An email, sent to teachers late last month by a Cobb County school administrator, contained inaccurate information about the school board’s decision not to buy new math textbooks and should not have gone out, Superintendent Michael Hinojosa acknowledged Tuesday.
A debate over the board’s decision has raged for months. The textbooks are aligned with Common Core, national standards that specify math and literature concepts students should learn by certain grades. Tea Party activists, who oppose Common Core because it takes away local control, lobbied the board to reject the textbooks.
Georgia and 44 other states have adopted the standards, which are not mandated by the U.S. Department of Education, but are supported by the Obama administration.
Michelle Mikes, Hinojosa’s math supervisor for middle and high school students, sent out an e-mail to several math teachers that encouraged them to speak out at an upcoming board meeting. Teachers say, by not purchasing textbooks, the board is taking away a crucial teaching tool.
“If you are wanting to encourage the board to reconsider their actions, then you have the chance to speak up as well,” the email read. “I have done everything in my power that I am able to, it is now up to you.”
The email was forwarded to several other teachers, parents and eventually board members. The email wrongly said the board can’t vote on the issue again for the next six years and that the special sales tax money used to purchase textbooks will instead be spent on “building a playground or something of that sort.”
The board can reverse their decision at any time, and the money can’t be spent on other items.

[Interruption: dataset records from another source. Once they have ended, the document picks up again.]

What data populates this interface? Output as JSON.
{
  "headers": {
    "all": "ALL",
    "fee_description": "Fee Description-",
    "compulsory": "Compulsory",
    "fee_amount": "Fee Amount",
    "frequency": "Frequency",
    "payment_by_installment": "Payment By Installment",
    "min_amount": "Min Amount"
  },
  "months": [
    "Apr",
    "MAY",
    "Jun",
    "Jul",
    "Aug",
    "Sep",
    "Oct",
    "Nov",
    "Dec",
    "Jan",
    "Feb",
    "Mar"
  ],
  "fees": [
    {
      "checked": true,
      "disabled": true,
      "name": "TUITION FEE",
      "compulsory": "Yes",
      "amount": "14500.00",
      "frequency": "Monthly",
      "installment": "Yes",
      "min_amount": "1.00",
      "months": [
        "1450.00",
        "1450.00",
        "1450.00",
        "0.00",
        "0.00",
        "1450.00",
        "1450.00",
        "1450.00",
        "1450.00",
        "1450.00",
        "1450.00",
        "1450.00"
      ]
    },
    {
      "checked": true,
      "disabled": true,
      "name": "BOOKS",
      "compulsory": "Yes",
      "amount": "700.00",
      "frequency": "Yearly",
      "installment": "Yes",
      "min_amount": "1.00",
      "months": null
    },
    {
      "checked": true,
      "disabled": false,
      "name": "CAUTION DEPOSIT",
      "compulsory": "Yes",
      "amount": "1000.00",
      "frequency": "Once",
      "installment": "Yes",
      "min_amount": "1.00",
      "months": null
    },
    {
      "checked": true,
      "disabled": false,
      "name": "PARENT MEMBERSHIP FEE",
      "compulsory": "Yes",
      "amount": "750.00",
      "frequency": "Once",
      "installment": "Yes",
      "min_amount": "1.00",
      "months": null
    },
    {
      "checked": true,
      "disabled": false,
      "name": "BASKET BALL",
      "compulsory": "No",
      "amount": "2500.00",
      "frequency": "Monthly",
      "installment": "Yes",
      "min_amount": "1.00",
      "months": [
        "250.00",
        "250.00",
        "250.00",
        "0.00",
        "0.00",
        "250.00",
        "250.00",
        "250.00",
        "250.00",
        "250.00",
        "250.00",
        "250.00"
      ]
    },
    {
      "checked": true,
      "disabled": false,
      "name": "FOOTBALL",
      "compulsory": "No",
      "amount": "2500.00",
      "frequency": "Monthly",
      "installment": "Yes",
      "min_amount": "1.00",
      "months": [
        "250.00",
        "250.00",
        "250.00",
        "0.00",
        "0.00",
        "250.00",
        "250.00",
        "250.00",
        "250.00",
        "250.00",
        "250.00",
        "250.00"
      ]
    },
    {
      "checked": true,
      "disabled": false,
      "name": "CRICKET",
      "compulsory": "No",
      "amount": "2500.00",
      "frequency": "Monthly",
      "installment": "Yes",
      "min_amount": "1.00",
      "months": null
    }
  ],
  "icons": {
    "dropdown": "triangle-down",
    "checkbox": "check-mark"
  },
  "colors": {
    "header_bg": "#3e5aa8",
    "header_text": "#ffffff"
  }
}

Earlier this month, board members demanded that Hinojosa correct the email, which they said undermined their authority. It also “put fear and anxiety where it shouldn’t be,” said Board member Kathleen Angelucci.
In an email sent to board members and 13,500 employees Tuesday evening, Hinojosa said, “I regret that misinformation was conveyed. However, it is important that moving forward all employees have accurate information about an issue that has a critical impact on our district curriculum.” Attached to the email is a Q&A on the issue.
Hinojosa’s response disappointed board members, who described it as “bland but adequate” and late.
Mikes’ email is a potential problem for Hinojosa, who has attempted to negotiate several alternatives with the board. He has proposed buying books that have been altered to remove references to Common Core; buying online resources for teachers; or buying the originally proposed Common Core textbooks only for middle and high school students.
But several board members say they now believe teachers are protesting their decisions because their boss told them to, not because they wanted to.
Angelucci said she would discuss the superintendent’s email with her colleagues before reacting.
“I’d like to hear what the superintendent’s explanation is for waiting this long to respond and for his reasoning as to his choice of words,” she said.